Technical design: SQL + embeddings
- Under the hood: Voyage embeddings, paragraph/sentence chunking, SQL + lexical search + vector search, with some rate-limiting and AST-based query controls.
- There’s discussion of semantic drift across domains (“optimization” in arXiv vs LessWrong vs HN) and how higher-quality embeddings and centroid compositions can help.
- One commenter questions the “vector algebra” framing (@X + @Y − @Z), arguing embeddings don’t form a true algebraic structure; the author replies that this is mainly a practical, intuitive exploration tool, not a formal guarantee.
Scale, “state-of-the-art,” and marketing
- Supporters emphasize scale (full-text arXiv and many public corpora in one DB) and freedom to run arbitrary SELECTs plus vector ops as differentiators.
- Critics challenge the “state-of-the-art” and “intelligence explosion” language as marketing hyperbole and “charlatan-ish,” arguing the term is unprotected and overused.

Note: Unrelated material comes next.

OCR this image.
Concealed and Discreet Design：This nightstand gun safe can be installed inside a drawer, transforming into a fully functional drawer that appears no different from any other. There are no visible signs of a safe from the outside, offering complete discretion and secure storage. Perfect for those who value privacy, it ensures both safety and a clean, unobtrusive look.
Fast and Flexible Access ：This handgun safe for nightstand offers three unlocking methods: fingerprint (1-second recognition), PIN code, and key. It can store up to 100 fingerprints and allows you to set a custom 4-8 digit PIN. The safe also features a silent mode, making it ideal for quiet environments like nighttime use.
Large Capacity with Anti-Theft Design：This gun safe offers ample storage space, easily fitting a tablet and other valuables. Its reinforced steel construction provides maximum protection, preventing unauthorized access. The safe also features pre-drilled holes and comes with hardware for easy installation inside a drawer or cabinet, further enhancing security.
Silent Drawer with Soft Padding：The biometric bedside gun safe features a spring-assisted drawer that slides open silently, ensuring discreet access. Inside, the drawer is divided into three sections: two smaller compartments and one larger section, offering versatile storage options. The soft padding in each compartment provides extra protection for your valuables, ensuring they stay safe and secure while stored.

- The author defends the claim by pointing to capabilities (agentic text-to-SQL workflows, multi-source embeddings), not formal benchmarks.
Models, cost, and local vs hosted
- Some don’t like burning paid Claude credits and ask for local LLaMA/Qwen support; others reply it’s “just a prompt” and any capable model could drive it, though quality differs.
- One defender notes that if users won’t pay for their own LLM usage, that’s their choice, but not a problem with the tool itself.
Security and sandboxing
- Multiple comments warn about suggesting powerful flags or untrusted code execution without sandboxing; devcontainers and dedicated Claude sandboxes are discussed as minimum protections.
- Concerns also raised about network egress and trusting a non-established domain with such access.
Use cases and user reports
- People propose applications in autonomous academic agents, biomedical supplementary materials, string theory landscape searches, and watchdog uses (e.g., leaks data).
- A long report from one user/agent describes successfully building structured research corpora, discovering relevant prior work, and practical notes on latency and result limits.
Broader AI / AGI / Turing-test tangent
- Thread detours into what counts as AGI, “intelligence explosion,” and the Turing test:
- Some argue current LLMs would have been seen as AGI by older definitions; others strongly disagree, insisting AGI implies human-level generality or sentience.
- There’s debate over whether recent advances constitute “intelligence explosion” or just efficiency improvements.
- Several note that public and pop-culture notions of AGI (sentient, goal-directed agents) don’t match today’s prompt-bound models.